CCS - a whole lotta learn

Today was the first day of my involvement in a project investigating the role of rock heterogeneities in the feasibility of Carbon Capture and Storage, or CCS.

Carbon capture and storage.

I have learnt many things already.

Firstly, I read a Durham University press release on Enhanced Oil Recovery (EOR), from which I discovered that injecting carbon dioxide (CO2) into North Sea oil reservoirs would generate enough oil to "power, heat and transport the UK for two years."

The heat and power sound great, especially with current domestic energy prices, but I'm not so keen on us being transported for two years.  Where would we end up?

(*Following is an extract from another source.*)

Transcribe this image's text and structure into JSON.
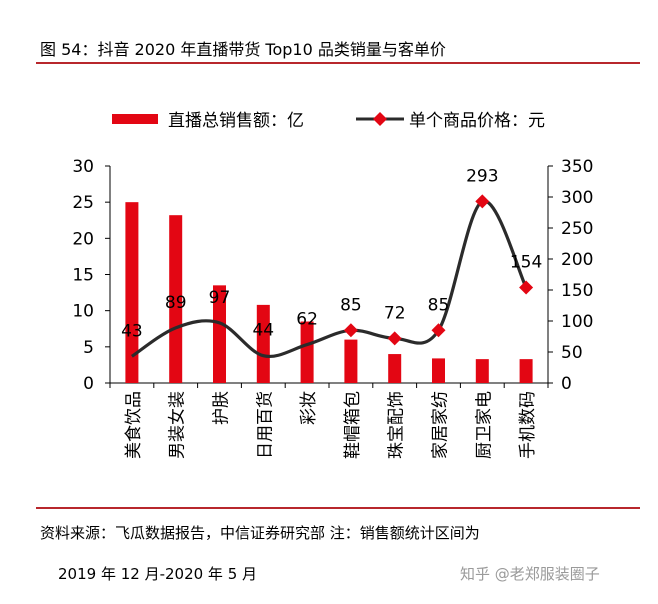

Then I was looking into saline aquifers, where CO2 might be stored, and examined a website from the Massachussetts Institute of Technology (MIT).  The porosity and permeability of the aquifers will affect how much CO2 can be stored, but 'policy makers must determine...the ownership of pore space.'

I'd never thought of such a concept, and found myself turning all Cockerney:

"Oi, you 'orrible berk! Get your greasy 'ands off my pore space!"

How much of your pore space do you own?


Finally, I was trying to find out about existing CCS projects.  I learnt that Sleipner, in the Norwegian North Sea, was the world's first commercial, full-scale CCS plant.  Due to a typo, however, I discovered first that Sleipnir was a Norse octohorse.

Who knows what exciting discoveries await me tomorrow?